Maria, his housekeeper, sets a plate of scrambled eggs and extra-crispy bacon at the head of the table. She pours his coffee. She says, Good morning, Capitan. He nods, wishes her good morning. She wants to call him Admiral—that was, after all, the rank he was given upon his retirement—but she knows this would anger him. The Captain considers himself a Captain still.
The Captain is, as he sits eating his eggs, the only man in the United States Navy to ever have been court-martialed for losing his ship during wartime. His back is straight, shoulders squared. He is seventy years old.
Maria busies herself in the kitchen. She scours the frying pan and worries. She wants to return to the dining room, to ask the Captain if there is anything else he needs. She remains at the sink.
The Captain finishes his breakfast, takes his coat from the rack in the foyer, and goes outside to meet his handyman, John. The two of them set about preparing the shrubs for winter. They use twine and burlap and blue plastic tarps.

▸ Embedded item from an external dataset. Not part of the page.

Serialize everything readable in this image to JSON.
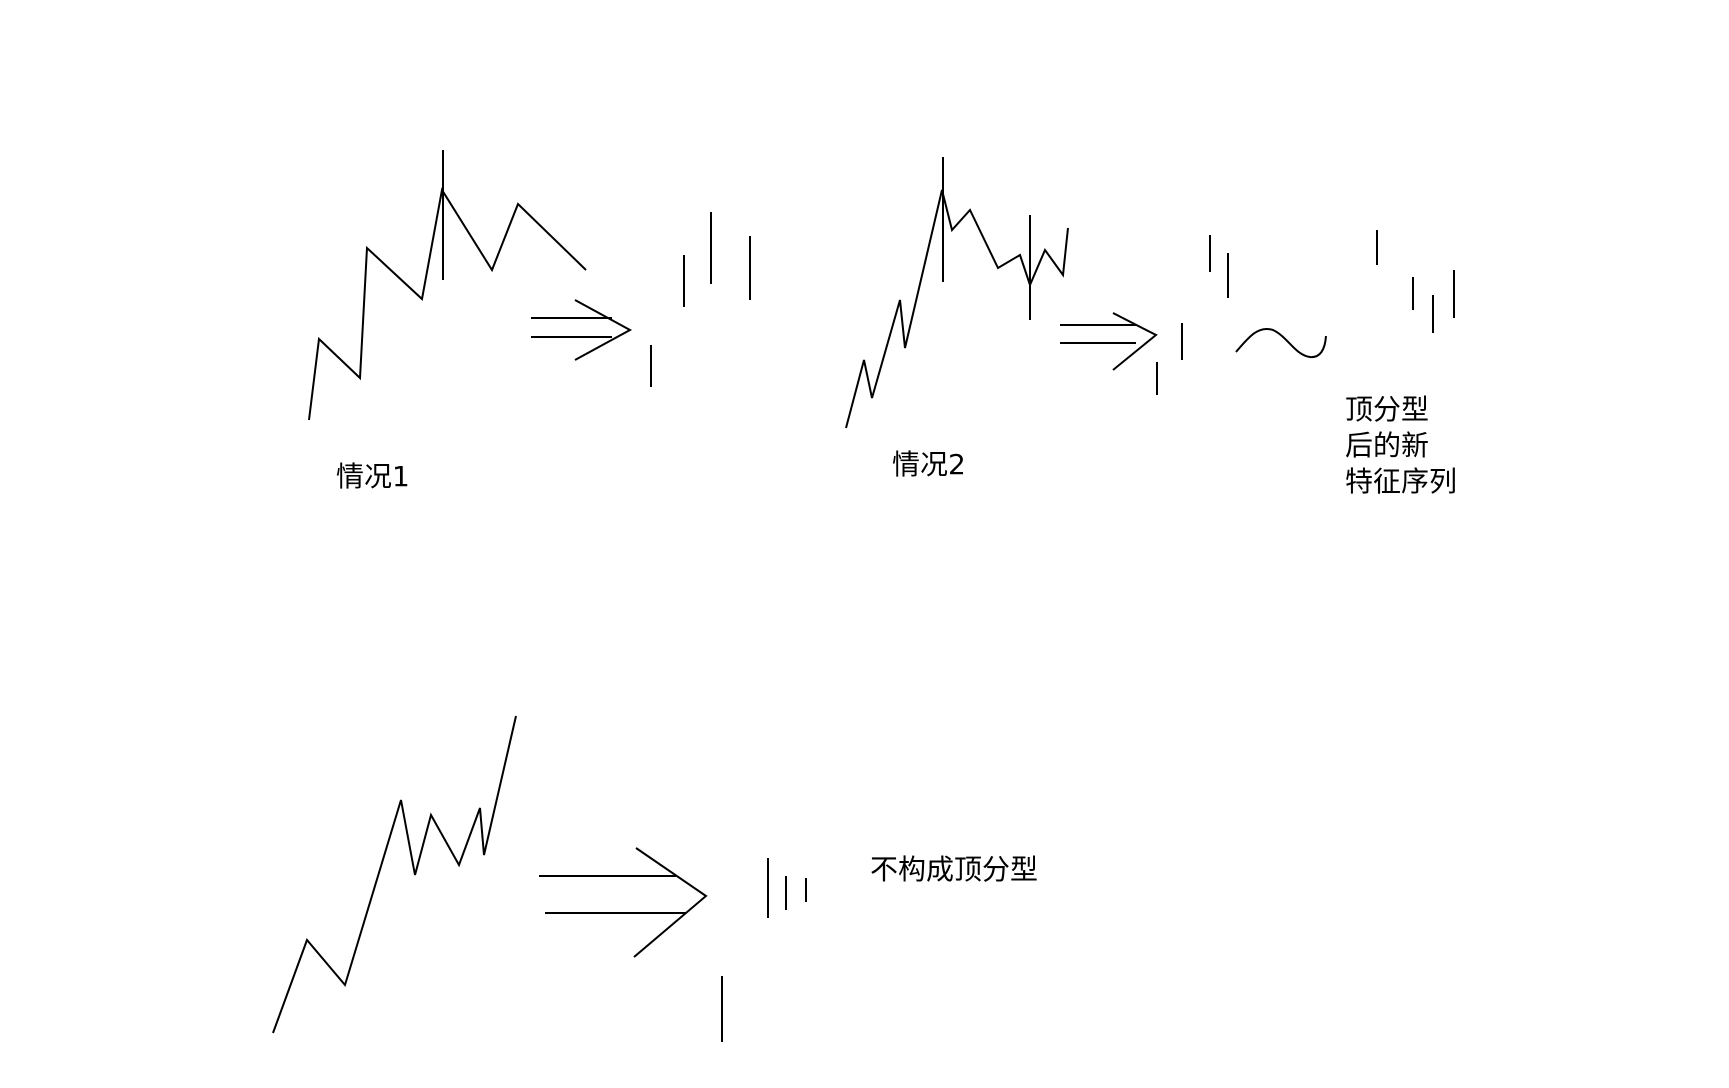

The Captain’s home is two hundred miles from the nearest ocean.
Years ago, before it was sunk, the Captain’s ship delivered the bomb that destroyed the city of Hiroshima.

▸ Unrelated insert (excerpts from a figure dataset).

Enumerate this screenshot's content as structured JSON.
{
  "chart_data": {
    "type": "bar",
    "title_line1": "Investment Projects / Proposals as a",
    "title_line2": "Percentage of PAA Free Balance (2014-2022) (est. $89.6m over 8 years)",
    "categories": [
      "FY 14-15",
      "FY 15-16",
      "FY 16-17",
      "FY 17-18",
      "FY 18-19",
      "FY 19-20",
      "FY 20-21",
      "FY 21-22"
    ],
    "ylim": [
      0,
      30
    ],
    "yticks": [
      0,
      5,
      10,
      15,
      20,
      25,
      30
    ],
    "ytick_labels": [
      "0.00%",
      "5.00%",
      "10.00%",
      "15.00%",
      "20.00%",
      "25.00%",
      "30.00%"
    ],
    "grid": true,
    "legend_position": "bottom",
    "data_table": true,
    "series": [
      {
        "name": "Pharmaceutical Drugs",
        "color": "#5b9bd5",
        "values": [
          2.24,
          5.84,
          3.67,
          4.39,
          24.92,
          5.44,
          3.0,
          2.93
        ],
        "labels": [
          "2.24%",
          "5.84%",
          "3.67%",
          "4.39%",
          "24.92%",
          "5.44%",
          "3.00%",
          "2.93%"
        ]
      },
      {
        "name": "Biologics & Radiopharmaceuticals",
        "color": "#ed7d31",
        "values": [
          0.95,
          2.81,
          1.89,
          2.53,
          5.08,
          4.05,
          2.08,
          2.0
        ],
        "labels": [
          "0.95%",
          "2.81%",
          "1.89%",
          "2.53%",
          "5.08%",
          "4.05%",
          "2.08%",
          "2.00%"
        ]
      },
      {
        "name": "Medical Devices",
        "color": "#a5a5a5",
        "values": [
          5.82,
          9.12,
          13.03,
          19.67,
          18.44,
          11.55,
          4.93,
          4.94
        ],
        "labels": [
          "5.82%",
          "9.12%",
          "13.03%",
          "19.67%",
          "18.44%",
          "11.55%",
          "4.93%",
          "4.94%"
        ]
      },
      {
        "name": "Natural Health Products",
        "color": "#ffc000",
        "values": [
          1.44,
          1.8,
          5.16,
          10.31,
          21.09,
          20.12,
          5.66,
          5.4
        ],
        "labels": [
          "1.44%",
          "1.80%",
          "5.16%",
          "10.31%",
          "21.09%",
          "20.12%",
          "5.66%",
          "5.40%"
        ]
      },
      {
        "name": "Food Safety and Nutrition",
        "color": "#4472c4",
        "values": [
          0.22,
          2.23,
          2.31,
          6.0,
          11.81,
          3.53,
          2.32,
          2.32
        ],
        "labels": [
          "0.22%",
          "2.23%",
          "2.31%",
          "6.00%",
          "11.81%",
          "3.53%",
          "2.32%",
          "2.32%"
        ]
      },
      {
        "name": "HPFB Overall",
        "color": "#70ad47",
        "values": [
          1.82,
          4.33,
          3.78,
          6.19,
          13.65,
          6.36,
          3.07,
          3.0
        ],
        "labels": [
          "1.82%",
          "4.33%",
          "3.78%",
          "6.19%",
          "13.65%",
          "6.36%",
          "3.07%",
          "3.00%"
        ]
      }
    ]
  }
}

The Captain still receives letters from the families of the men who died when his ship was lost. Once Maria found him sitting on the edge of his bed with one such letter clutched in his hands. She’d begun to apologize for intruding, but the expression on the Captain’s face had silenced her.

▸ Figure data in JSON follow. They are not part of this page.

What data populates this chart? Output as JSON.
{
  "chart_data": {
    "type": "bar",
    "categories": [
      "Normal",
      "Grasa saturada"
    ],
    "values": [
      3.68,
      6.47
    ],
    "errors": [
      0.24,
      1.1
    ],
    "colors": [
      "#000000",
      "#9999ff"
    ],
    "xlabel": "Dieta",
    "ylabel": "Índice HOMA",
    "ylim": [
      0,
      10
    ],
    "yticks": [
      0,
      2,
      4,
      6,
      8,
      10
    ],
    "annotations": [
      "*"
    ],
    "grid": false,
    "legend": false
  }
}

Later, Maria found the letter in the bathroom trashcan. Merry Christmas! it began. And what a merry one it would be if you hadn’t murdered our son! When Maria read this, she crumpled the letter into a ball, brought it downstairs, and threw it in the woodstove.
The Captain comes in from tending the shrubs. He mounts the stairs and closes his bedroom door.
Maria’s hands tremble. She is near tears. Something is wrong, but she doesn’t know what to do. So she begins preparing the Captain’s lunch, though it is still early.
Upstairs, the Captain removes his officer’s sidearm, a silver-plated .45, from its holster.
In the kitchen, Maria weeps while slicing a tomato. Her vision swims. Blinded, she brings the blade down across her thumb, cutting to the bone. She screams.
In Kyoto, Japan, the man who sank the Captain’s ship goes to his bed. Like his father, who perished in the Hiroshima blast, this man is now a Shinto priest. He is older than even the Captain. His joints ache, and his dinner sits stubborn and heavy in his stomach, but as he lies down he greets sleep the way he has every night since the war ended, with a prayer for both the dead and the living.